Shafer presents one point of error on appeal, contending the trial court erred in refusing her requested instruction on the defense of justification based on necessity. Our Penal Code provides that conduct is justified if:

(1) the actor reasonably believes the conduct is immediately necessary to avoid imminent harm;
(2) the desirability and urgency of avoiding the harm clearly outweigh, according to ordinary standards of reasonableness, the harm sought to be prevented by the law proscribing the conduct; and
(3) a legislative purpose to exclude the justification claimed for the conduct does not otherwise plainly appear.

TEX.PENAL CODE ANN. § 9.22 (Vernon 1994).

In addition, it is the law of this state that a person who is responsible for having placed himself in the position from which he attempts to extricate himself by committing a criminal offense is not entitled to a charge authorizing his acquittal of that offense based upon necessity. McFarland v. State, 784 S.W.2d 52, 54 (Tex.App.—Houston [1st Dist.] 1990, no pet.); Goodin v. State, 750 S.W.2d 857, 862 (Tex.App.—Corpus Christi 1988, pet. ref'd); Leach v. State, 726 S.W.2d 598, 600 (Tex.App.—Houston [14th Dist.] 1987, no pet.). Application of that rule to the instant case requires that we overrule Shafer's point of error.
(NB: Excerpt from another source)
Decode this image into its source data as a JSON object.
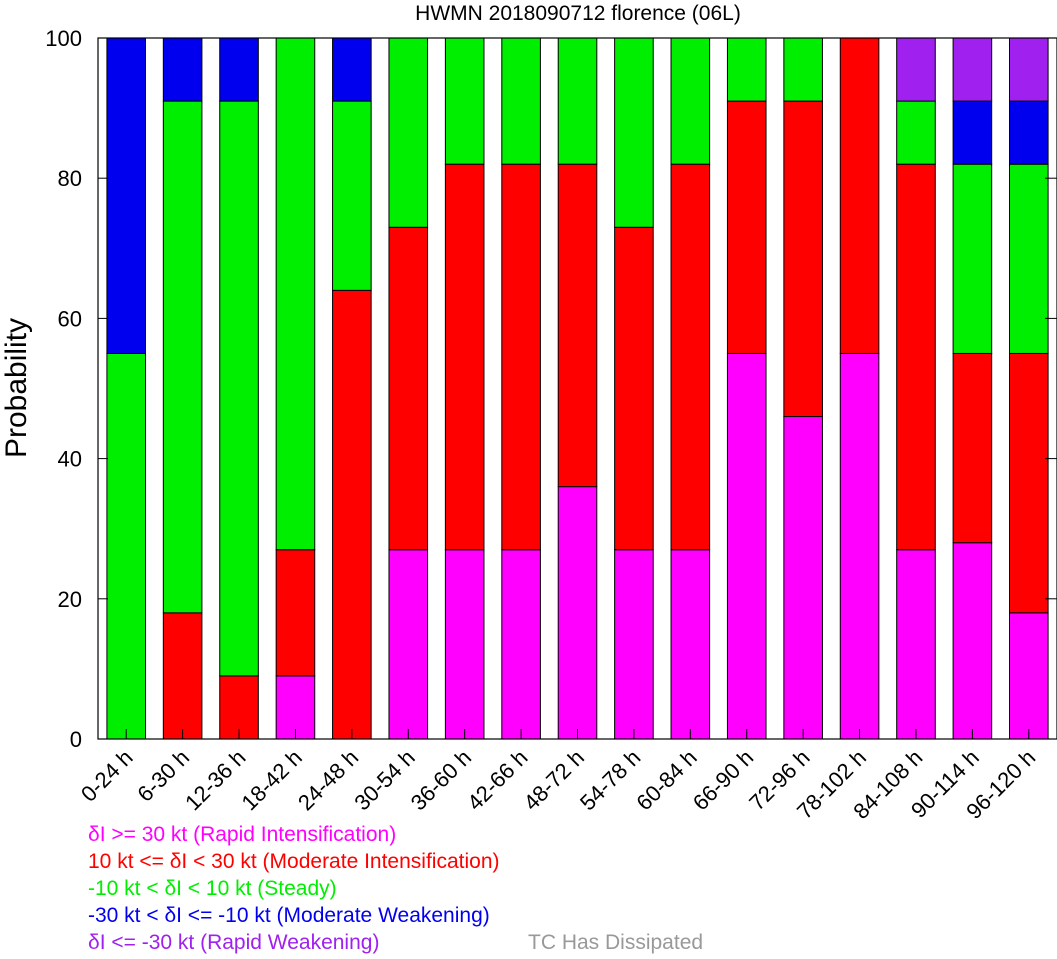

It was Shafer's own voluntary conduct (drinking seven or eight alcoholic drinks) that caused her to become intoxicated during the drive. Consequently, as a matter of law, she is not entitled to a charge authorizing her acquittal of the offense of driving while intoxicated on grounds that her operation of the motor vehicle was "necessary." Were trial courts required to authorize acquittal for defendants who voluntarily place themselves in a position in which they must break the law, motorists such as Shafer would be free to drink large quantities of alcohol shortly before getting behind the wheel and then, without legal consequence, drive whatever "necessary" distance would be required to stop their vehicles only after the alcohol impaired their abilities. It is common knowledge that there is a lag time between the ingestion of alcohol and its entry into the bloodstream. Thus, under ordinary standards of reasonableness, a person who voluntarily consumes a large quantity of alcohol before operating a motor vehicle should know that it is only a question of when, not if, the alcohol will impair his or her motor skills. Ameliorative action such as that attempted by Shafer may certainly be considered in mitigation of punishment; however, it is no defense to criminal prosecution.
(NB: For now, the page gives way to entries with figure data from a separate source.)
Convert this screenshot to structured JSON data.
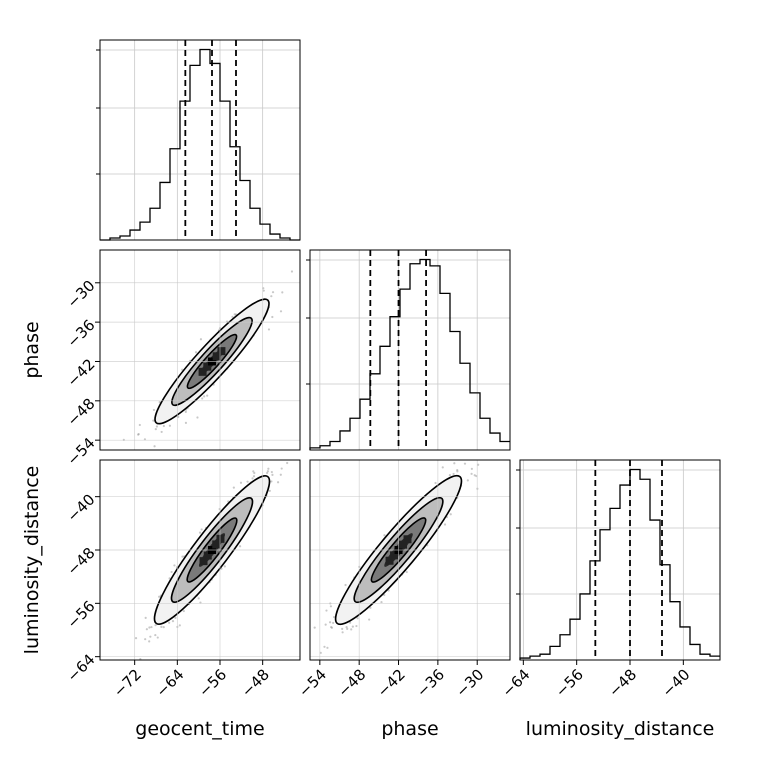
{
  "chart_data": {
    "type": "corner",
    "parameters": [
      "geocent_time",
      "phase",
      "luminosity_distance"
    ],
    "axis_labels": {
      "x": [
        "geocent_time",
        "phase",
        "luminosity_distance"
      ],
      "y": [
        "",
        "phase",
        "luminosity_distance"
      ]
    },
    "ranges": {
      "geocent_time": [
        -78.5,
        -41.0
      ],
      "phase": [
        -55.5,
        -25.0
      ],
      "luminosity_distance": [
        -64.5,
        -34.5
      ]
    },
    "ticks": {
      "geocent_time": [
        "-72",
        "-64",
        "-56",
        "-48"
      ],
      "phase": [
        "-54",
        "-48",
        "-42",
        "-36",
        "-30"
      ],
      "luminosity_distance": [
        "-64",
        "-56",
        "-48",
        "-40"
      ]
    },
    "tick_values": {
      "geocent_time": [
        -72,
        -64,
        -56,
        -48
      ],
      "phase": [
        -54,
        -48,
        -42,
        -36,
        -30
      ],
      "luminosity_distance": [
        -64,
        -56,
        -48,
        -40
      ]
    },
    "quantiles": {
      "geocent_time": [
        -62.5,
        -57.5,
        -53.0
      ],
      "phase": [
        -46.3,
        -42.0,
        -37.8
      ],
      "luminosity_distance": [
        -53.2,
        -48.0,
        -43.2
      ]
    },
    "histograms": {
      "geocent_time": {
        "edges_start": -78.5,
        "bin_width": 1.875,
        "counts": [
          0,
          1,
          2,
          5,
          9,
          16,
          29,
          46,
          70,
          88,
          96,
          89,
          70,
          47,
          30,
          16,
          8,
          3,
          1,
          0
        ]
      },
      "phase": {
        "edges_start": -55.5,
        "bin_width": 1.525,
        "counts": [
          1,
          2,
          4,
          9,
          15,
          24,
          36,
          49,
          63,
          76,
          88,
          90,
          87,
          74,
          56,
          41,
          27,
          15,
          8,
          4
        ]
      },
      "luminosity_distance": {
        "edges_start": -64.5,
        "bin_width": 1.5,
        "counts": [
          1,
          2,
          3,
          7,
          13,
          21,
          34,
          51,
          67,
          78,
          90,
          98,
          93,
          72,
          49,
          30,
          17,
          8,
          3,
          2
        ]
      }
    },
    "grid": true,
    "colors": {
      "data": "#000000",
      "scatter": "#9a9a9a",
      "grid": "#c8c8c8"
    }
  }
}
Having held that Shafer was not entitled to a charge authorizing acquittal on the basis of necessity, we overrule point of error one and affirm the conviction.

NOTES

[1] A charge on justification is required whenever evidence raising the issue is presented, without regard to the strength of the evidence or the credibility of the persons from whom the evidence is obtained. See Miller v. State, 815 S.W.2d 582, 585 (Tex.Crim.App.1991). Therefore, unlike legal challenges to the sufficiency of the evidence, we review the evidence raising the issue in the light most favorable to the defense.
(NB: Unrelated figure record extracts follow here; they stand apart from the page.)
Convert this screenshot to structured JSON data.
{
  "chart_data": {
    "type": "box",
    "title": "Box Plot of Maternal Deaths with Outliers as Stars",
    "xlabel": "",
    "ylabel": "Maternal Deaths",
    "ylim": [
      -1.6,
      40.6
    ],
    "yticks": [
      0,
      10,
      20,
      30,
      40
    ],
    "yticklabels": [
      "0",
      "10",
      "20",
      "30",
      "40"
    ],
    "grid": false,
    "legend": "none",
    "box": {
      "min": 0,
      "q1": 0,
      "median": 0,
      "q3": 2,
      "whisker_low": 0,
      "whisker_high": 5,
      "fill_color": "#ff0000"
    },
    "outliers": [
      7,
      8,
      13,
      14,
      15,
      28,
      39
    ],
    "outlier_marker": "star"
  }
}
[2] The State argues this testimony does not constitute an admission by Shafer that she committed the offense—a necessary prerequisite for any defendant seeking a jury instruction on a justification defense. See Muniz v. State, 851 S.W.2d 238, 254 (Tex.Crim.App.), cert. denied, ___ U.S. ___, 114 S. Ct. 116, 126 L. Ed. 2d 82 (1993). We do not agree. We believe this testimony, coupled with testimony that she was starting to "feel the effects" of the alcohol and "needed to find a place to pull over and park" because any continuation on the highway would "pose a threat of some danger" to herself and others, was tantamount to an admission that she was, in fact, driving while intoxicated. We also note that the trial prosecutor, during his closing argument, repeatedly commended Shafer for "her honesty." The prosecutor directly asserted that Shafer's "honesty, [in addition to being commendable], has also given you the facts that you need in this case," and that "she knows she was intoxicated because she told you [the jury]."